Install and configure Hadoop on Orange Pi
In this section I will follow the steps for a Raspberry Pi Hadoop installation, presented on Jonas Widriksson’s blog and on the ‘Because we can geek’ blog. First, I create an additional user, dedicated for running the Hadoop jobs:
sudo addgroup hadoop sudo adduser --ingroup hadoop hduser sudo adduser hduser sudo
Next, get the latest Hadoop version:
wget ftp://apache.belnet.be/mirrors/ftp.apache.org/hadoop/common/hadoop-2.7.3/hadoop-2.7.3.tar.gz
Unpack it and assign the newly created user as the owner of the hadoop folder:
sudo tar -xvzf hadoop-2.7.3.tar.gz -C /opt/ cd /opt sudo chown -R hduser:hadoop hadoop-2.7.3/
Then log in with the hadoop user:
su hduser
Next we need to add some Hadoop environment variables. Let’s do it by adding them to the end of the .bashrc file:
nano ~/.bashrc
Then add:
export JAVA_HOME=/opt/jdk1.8.0_101 export HADOOP_HOME=/opt/hadoop-2.7.3 export HADOOP_MAPRED_HOME=$HADOOP_HOME export HADOOP_COMMON_HOME=$HADOOP_HOME export HADOOP_HDFS_HOME=$HADOOP_HOME export YARN_HOME=$HADOOP_HOME export HADOOP_CONF_DIR=$HADOOP_HOME/etc/hadoop export YARN_CONF_DIR=$HADOOP_HOME/etc/hadoop export PATH=$PATH:$HADOOP_HOME/bin:$HADOOP_HOME/sbin:$JAVA_HOME/bin
To apply the changes run:
source ~/.bashrc
We need to configure the hadoop-env.sh file and add the JAVA_HOME variable again.
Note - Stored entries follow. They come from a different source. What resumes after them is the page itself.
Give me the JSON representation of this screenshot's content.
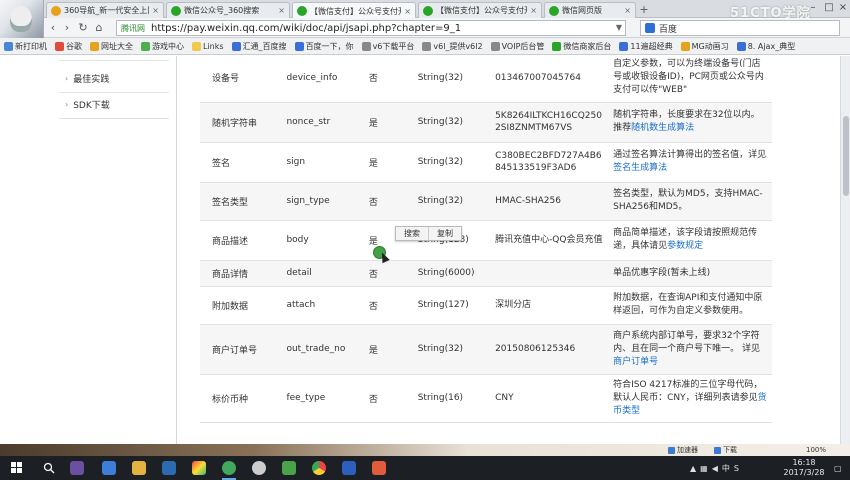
{
  "browser": {
    "tabs": [
      {
        "label": "360导航_新一代安全上网导",
        "icon_color": "#e6a21a",
        "active": false
      },
      {
        "label": "微信公众号_360搜索",
        "icon_color": "#2aa52a",
        "active": false
      },
      {
        "label": "【微信支付】公众号支付开",
        "icon_color": "#2aa52a",
        "active": true
      },
      {
        "label": "【微信支付】公众号支付开",
        "icon_color": "#2aa52a",
        "active": false
      },
      {
        "label": "微信网页版",
        "icon_color": "#2aa52a",
        "active": false
      }
    ],
    "watermark": "51CTO学院",
    "address": {
      "site_tag": "腾讯网",
      "url": "https://pay.weixin.qq.com/wiki/doc/api/jsapi.php?chapter=9_1"
    },
    "search_engine": "百度",
    "bookmarks": [
      {
        "label": "新打印机",
        "color": "#4a86d8"
      },
      {
        "label": "谷歌",
        "color": "#e04c3c"
      },
      {
        "label": "网址大全",
        "color": "#e6a21a"
      },
      {
        "label": "游戏中心",
        "color": "#4caf50"
      },
      {
        "label": "Links",
        "color": "#f2c94c"
      },
      {
        "label": "汇通_百度搜",
        "color": "#3a6fd8"
      },
      {
        "label": "百度一下，你",
        "color": "#3a6fd8"
      },
      {
        "label": "v6下载平台",
        "color": "#888888"
      },
      {
        "label": "v6l_提供v6l2",
        "color": "#888888"
      },
      {
        "label": "VOIP后台管",
        "color": "#888888"
      },
      {
        "label": "微信商家后台",
        "color": "#2aa52a"
      },
      {
        "label": "11遍超经典",
        "color": "#3a6fd8"
      },
      {
        "label": "MG动画习",
        "color": "#e6a21a"
      },
      {
        "label": "8. Ajax_典型",
        "color": "#3a6fd8"
      }
    ]
  },
  "sidebar": {
    "items": [
      {
        "label": "最佳实践"
      },
      {
        "label": "SDK下载"
      }
    ]
  },
  "params_table": {
    "rows": [
      {
        "name": "设备号",
        "field": "device_info",
        "required": "否",
        "type": "String(32)",
        "example": "013467007045764",
        "desc": "自定义参数，可以为终端设备号(门店号或收银设备ID)，PC网页或公众号内支付可以传\"WEB\"",
        "link": ""
      },
      {
        "name": "随机字符串",
        "field": "nonce_str",
        "required": "是",
        "type": "String(32)",
        "example": "5K8264ILTKCH16CQ2502SI8ZNMTM67VS",
        "desc": "随机字符串，长度要求在32位以内。推荐",
        "link": "随机数生成算法"
      },
      {
        "name": "签名",
        "field": "sign",
        "required": "是",
        "type": "String(32)",
        "example": "C380BEC2BFD727A4B6845133519F3AD6",
        "desc": "通过签名算法计算得出的签名值，详见",
        "link": "签名生成算法"
      },
      {
        "name": "签名类型",
        "field": "sign_type",
        "required": "否",
        "type": "String(32)",
        "example": "HMAC-SHA256",
        "desc": "签名类型，默认为MD5，支持HMAC-SHA256和MD5。",
        "link": ""
      },
      {
        "name": "商品描述",
        "field": "body",
        "required": "是",
        "type": "String(128)",
        "example": "腾讯充值中心-QQ会员充值",
        "desc": "商品简单描述，该字段请按照规范传递，具体请见",
        "link": "参数规定"
      },
      {
        "name": "商品详情",
        "field": "detail",
        "required": "否",
        "type": "String(6000)",
        "example": "",
        "desc": "单品优惠字段(暂未上线)",
        "link": ""
      },
      {
        "name": "附加数据",
        "field": "attach",
        "required": "否",
        "type": "String(127)",
        "example": "深圳分店",
        "desc": "附加数据，在查询API和支付通知中原样返回，可作为自定义参数使用。",
        "link": ""
      },
      {
        "name": "商户订单号",
        "field": "out_trade_no",
        "required": "是",
        "type": "String(32)",
        "example": "20150806125346",
        "desc": "商户系统内部订单号，要求32个字符内、且在同一个商户号下唯一。 详见",
        "link": "商户订单号"
      },
      {
        "name": "标价币种",
        "field": "fee_type",
        "required": "否",
        "type": "String(16)",
        "example": "CNY",
        "desc": "符合ISO 4217标准的三位字母代码，默认人民币：CNY，详细列表请参见",
        "link": "货币类型"
      }
    ]
  },
  "context_popover": {
    "search": "搜索",
    "copy": "复制"
  },
  "statusbar": {
    "accelerator": "加速器",
    "download": "下载",
    "zoom": "100%"
  },
  "ime": {
    "mode": "中"
  },
  "taskbar": {
    "time": "16:18",
    "date": "2017/3/28"
  }
}
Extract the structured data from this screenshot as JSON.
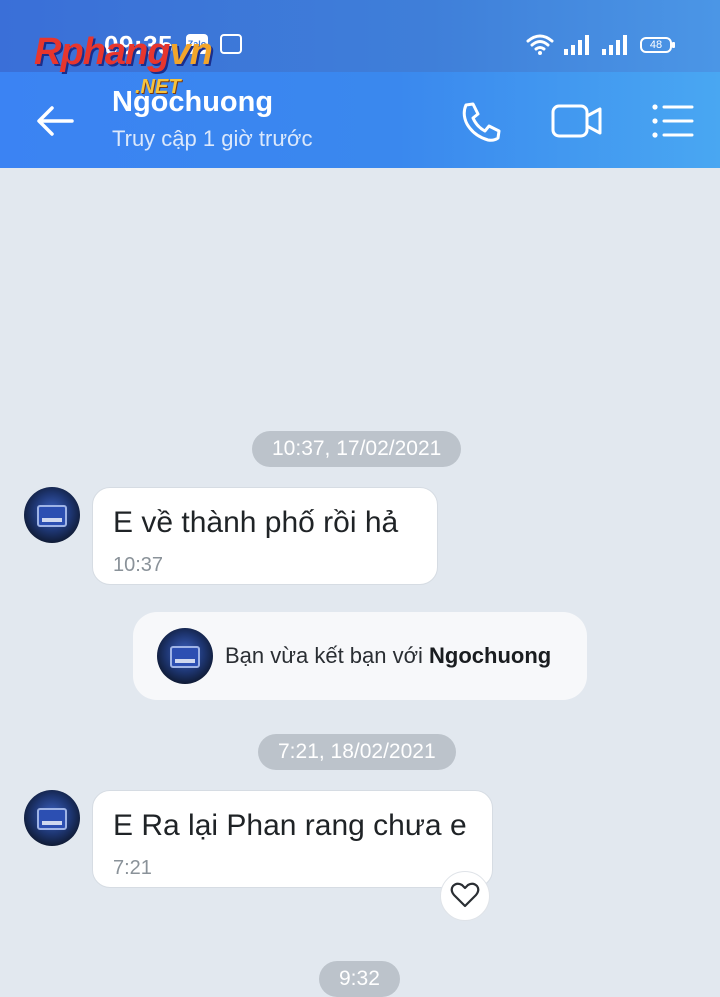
{
  "status_bar": {
    "time": "09:35",
    "app_icon_1": "Zalo",
    "battery": "48",
    "icons": [
      "wifi-icon",
      "signal-icon",
      "signal-icon",
      "battery-icon"
    ]
  },
  "watermark": {
    "part1": "Rphang",
    "part2": "vn",
    "suffix": ".NET"
  },
  "header": {
    "name": "Ngochuong",
    "last_seen": "Truy cập 1 giờ trước",
    "icons": [
      "back-arrow-icon",
      "phone-icon",
      "video-call-icon",
      "menu-list-icon"
    ]
  },
  "chat": {
    "date_1": "10:37, 17/02/2021",
    "msg_1": {
      "text": "E về thành phố rồi hả",
      "time": "10:37"
    },
    "friend_notice": {
      "prefix": "Bạn vừa kết bạn với ",
      "name": "Ngochuong"
    },
    "date_2": "7:21, 18/02/2021",
    "msg_2": {
      "text": "E Ra lại Phan rang chưa e",
      "time": "7:21"
    },
    "date_3": "9:32"
  },
  "colors": {
    "header": "#3a88ee",
    "chat_background": "#e2e8ef",
    "date_pill": "#bcc3cb"
  }
}
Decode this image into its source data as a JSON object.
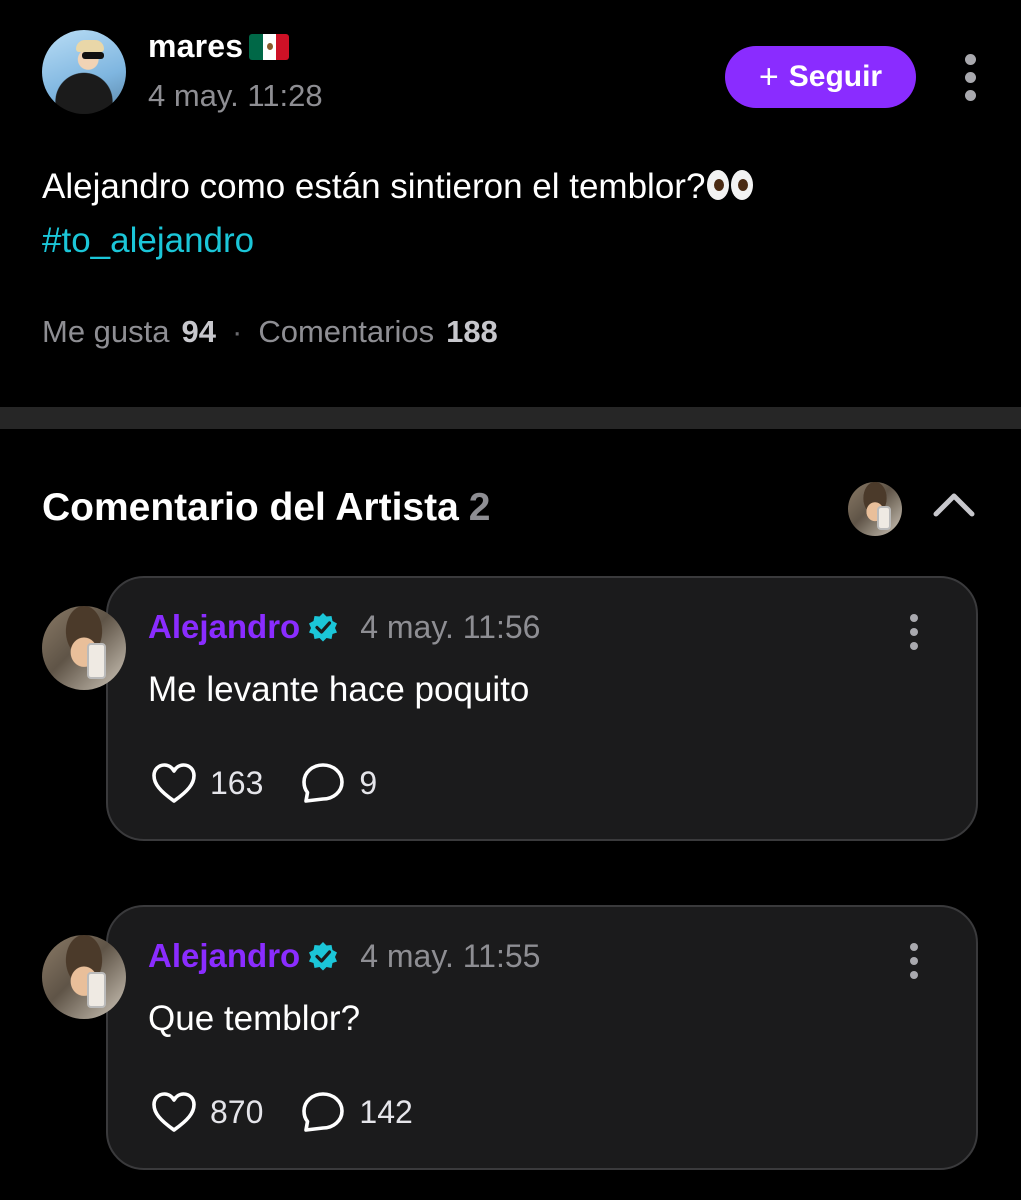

cd $HADOOP_CONF_DIR nano hadoop-env.sh
Here we change the JAVA_HOME variable to:
export JAVA_HOME=/opt/jdk1.8.0_101/
To test that everything went ok you can type:
hadoop version
Next we need to edit some configuration files for Hadoop. The first one is:
nano core-site.xml
Insert the following between the configuration tags:
<property> <name>fs.default.name</name> <value>hdfs://localhost:54310</value> </property> <property> <name>hadoop.tmp.dir</name> <value>/hdfs/tmp</value> </property>
For setting up a single-node in a pseudo-distributed mode use this:
nano hdfs-site.xml
<property> <name>dfs.replication</name> <value>1</value> </property>
To run a MapReduce job on YARN we need to configure the following files:
cp mapred-site.xml.template mapred-site.xml nano mapred-site.xml
<property> <name>mapreduce.framework.name</name> <value>yarn</value> </property>
Next we configure YARN. In this file you can adjust the CPU or RAM resources to suit your device:
nano yarn-site.xml
<property> <name>yarn.nodemanager.aux-services</name> <value>mapreduce_shuffle</value> </property> <property> <name>yarn.nodemanager.resource.cpu-vcores</name> <value>4</value> </property> <property> <name>yarn.scheduler.minimum-allocation-vcores</name> <value>1</value> </property> <property> <name>yarn.scheduler.maximum-allocation-vcores</name> <value>4</value> </property>
Let’s create the Hadoop distributed file system:
sudo mkdir -p /hdfs/tmp sudo chown hduser:hadoop /hdfs/tmp chmod 750 /hdfs/tmp hdfs namenode -format
Next start the hdfs and yarn:
cd $HADOOP_HOME/sbin start-dfs.sh start-yarn.sh
To check that everything started properly, type in:
jps
You should see these processes:
Now lets put a file on the distributed file system. I chose to upload the small text file in this Raspberry Pi Hadoop cluster post, so I can compare the execution times. Put the file in you home directory. Then:
cd hdfs dfs -copyFromLocal smallfile.txt /smallfile.txt
This will copy the file to the hdfs. Let’s run the classic word count example on this file:
hadoop jar /opt/hadoop-2.7.3/share/hadoop/mapreduce/hadoop-mapreduce-examples-2.7.3.jar wordcount /smallfile.txt /smallfile-result
You can check the status of your Hadoop jobs at http://localhost:8088/cluster
The execution time (mm:ss) for the small text file was 01:25, which is an improvement from the 2:17 on one Raspberry Pi 1 and even from the 1:41 it took on a cluster of 3 Raspberry Pi’s 2, as seen here. Furthermore when running the word count on the Gutenberg books text file from ‘Because we can geek’, it took about 02:03 as compared to 03:25. Overall the increase in performance makes sense, because the higher rated storage technology, RAM and CPU of the Orange Pi Plus 2e.